The formula for a kpop group is nil without the rapper. The charisma of the rapper gives a group an extra push towards westernized music. Rap represents musical progression that parallels western music, which is the goal of the Hallyu Wave- to rank among or at least compete with the Western music market.
[The history of Rap is an extensive one that is embedded with black culture and history. Mainstream Rap in the U.S.A spans three decades. So this is a QUICK synopsis rap music…but I HIGHLY suggest that you read up on its history. It’s pretty awesome anyways.]
The history of rap can be traced back to the West African professional singers and storytellers known as Griots; that is to say Rap is not a modern trend, but rather is progressive tradition.
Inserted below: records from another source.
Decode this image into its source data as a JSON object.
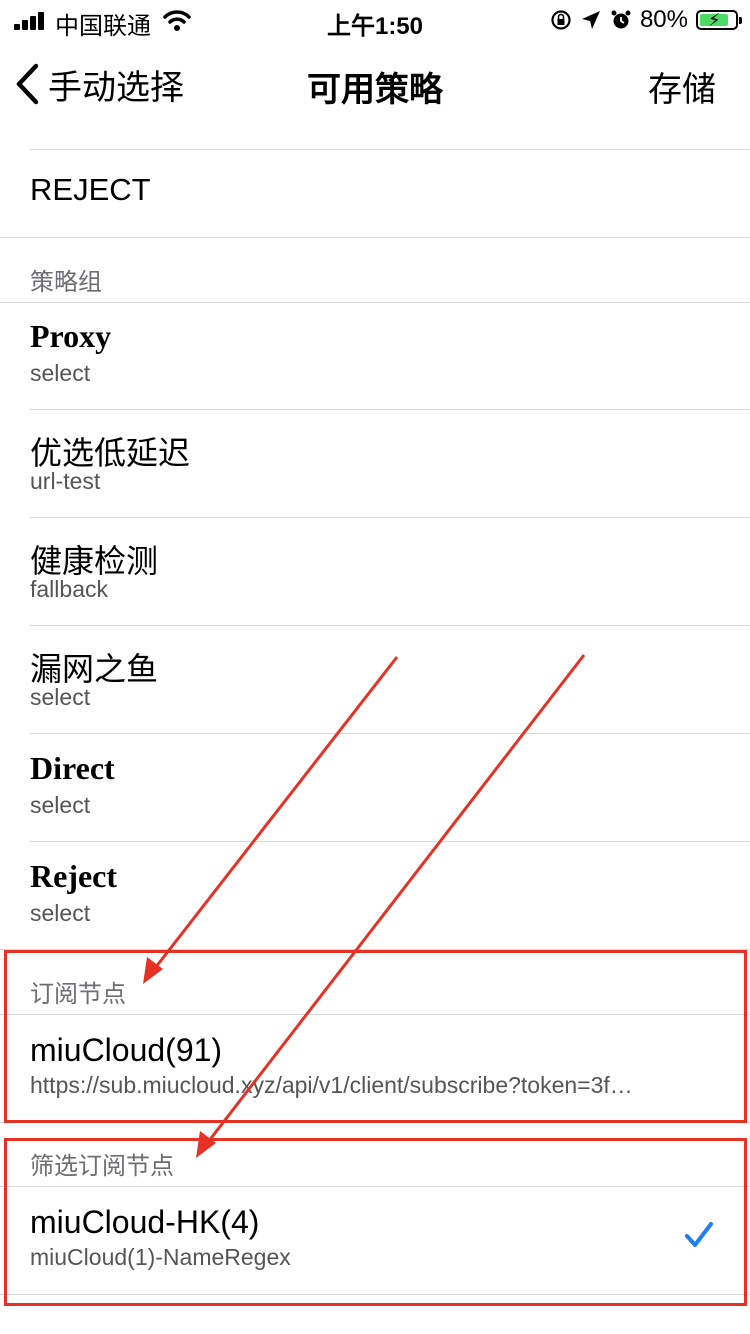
{
  "status_bar": {
    "carrier": "中国联通",
    "time": "上午1:50",
    "battery": "80%"
  },
  "nav": {
    "back_label": "手动选择",
    "title": "可用策略",
    "save_label": "存储"
  },
  "builtin": {
    "reject": "REJECT"
  },
  "policy_groups": {
    "header": "策略组",
    "items": [
      {
        "name": "Proxy",
        "type": "select"
      },
      {
        "name": "优选低延迟",
        "type": "url-test"
      },
      {
        "name": "健康检测",
        "type": "fallback"
      },
      {
        "name": "漏网之鱼",
        "type": "select"
      },
      {
        "name": "Direct",
        "type": "select"
      },
      {
        "name": "Reject",
        "type": "select"
      }
    ]
  },
  "subscription": {
    "header": "订阅节点",
    "item": {
      "name": "miuCloud(91)",
      "url": "https://sub.miucloud.xyz/api/v1/client/subscribe?token=3f…"
    }
  },
  "filtered_subscription": {
    "header": "筛选订阅节点",
    "item": {
      "name": "miuCloud-HK(4)",
      "rule": "miuCloud(1)-NameRegex",
      "checked": true
    }
  },
  "colors": {
    "annotation_red": "#e53224",
    "check_blue": "#1e7ff0"
  }
}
It is important to understand that rap music is mainly an African American genre; that is it was made for and by African Americans. Rap is a musical art form of rhythmically spoken words comprised of content, flow, and delivery usually performed in time to a beat. So for the brief synopsis, let’s cover three decades, beginning in the 1970s, when rap music began to acquire a national audience.
“Rap music was recognized as such in the late 1970s, when New York DJs began to take liberties with the dance music available, using the tools at their disposal to play with the music. The role of the DJ shifted with this trend, as DJs began to interject more than just song and artist names, but actually began to contribute to the music being played by saying things they thought needed to be heard, using instruments and their own voices to add to the music. As the DJs gained popularity, people started coming out to dance clubs not just to dance or hear specific music, but to hear the DJs themselves. Certain DJs recognized this opportunity and began to make up poetry that they then set to music, adding their two cents to the songs being played. This was the seed from which rap music was grown.
In the 1980s, rap music became the most popular vehicle for African American and Latino poetry set to music, spoken instead of sung, accompanied by beat boxing, break dancing and interpretative dance. Characterized by rhyming lyrics, alliteration and emphatic delivery coordinated with definitive beat patterns, rap music was easy to distinguish from other music genres. The appeal of rap music crossed over cultural and socio-economic divides; musical artists took on the challenge of poetic rap music.
In the early 1990s, rap music evolved into music with a strong, definitive message when gangsta rap took over the rap music stage.” [X]
Gangsta rap evolved and developed as a response to the racist and classist realities African American’s faced. The early ‘90s housed the Rodney King riots, which affected the Korean community as well as the Black and Latino communities in South Central LA. Looting, assault, arson, and murder occurred during these riots, with KoreaTown in the mist of the political turmoil between African Americans, Latinos, and white America. This caused heavy tension between the marginalized communities. The riots initiated a wave of political activism among Korean Americans that split the K-Am. community into two activist groups: The liberals who advocated joining with other minorities in Los Angeles to fight against racial oppression, and the conservatives who emphasized the political differences between Koreans and other minorities, and favored the economic and social policies of the Republican Party. Rap musicians were vocal about it all. From Ice-Cube’s ‘Black Korea’, to Tiger JK’s quest to ease the tension between Black and Korean communities, rap was more than just words to a beat- it was a political voice and platform for those who are not heard.
South Korea became infatuated with B-Boying in the early 1990’s, and because B-Boying was created as a part of the hip-hop culture, the music that accompanied it was also a big cultural import for South Korea. Rap music specifically became a cultural phenomenon that began in the mid-90’s in Busan, Seoul, and Daegu. The first rap album in South Korea was Kim Jin Pyo’s first album in 1997. In the early 2000’s an underground rap culture began to form in South Korea. Since then, through the progression of communication and largely in part to the internet, South Korea has been able to import and take away more of hip hop culture. But they experience Rap culture as exploited and mass produced by the white media- which in turn is stripped of any real understanding of the struggle, aspirations, and messages from the black community. Rap music is way more than the caricatures we and South Korea see in the mass media.
Yet, South Korea now with KPOP dispels any social relevance rap has and uses it purely for profit without understanding the history. History that, since the ‘90s, they are a part of too. Just like White America, KPOP is following suit in negating the experience and history of Rap Music with the African American community- using it for profit or (whether intentionally or not) perpetuating racially insensitive caricatures of Black America.
As Tablo from Epik High put it: “The form [of Korean Hip Hop], at least, has definitely been mastered now — the beats, the rhymes, the performances, the look — it’s indistinguishable from the United States scene. The social relevance, however, has a long way to go. The message is slowly catching up to the medium.”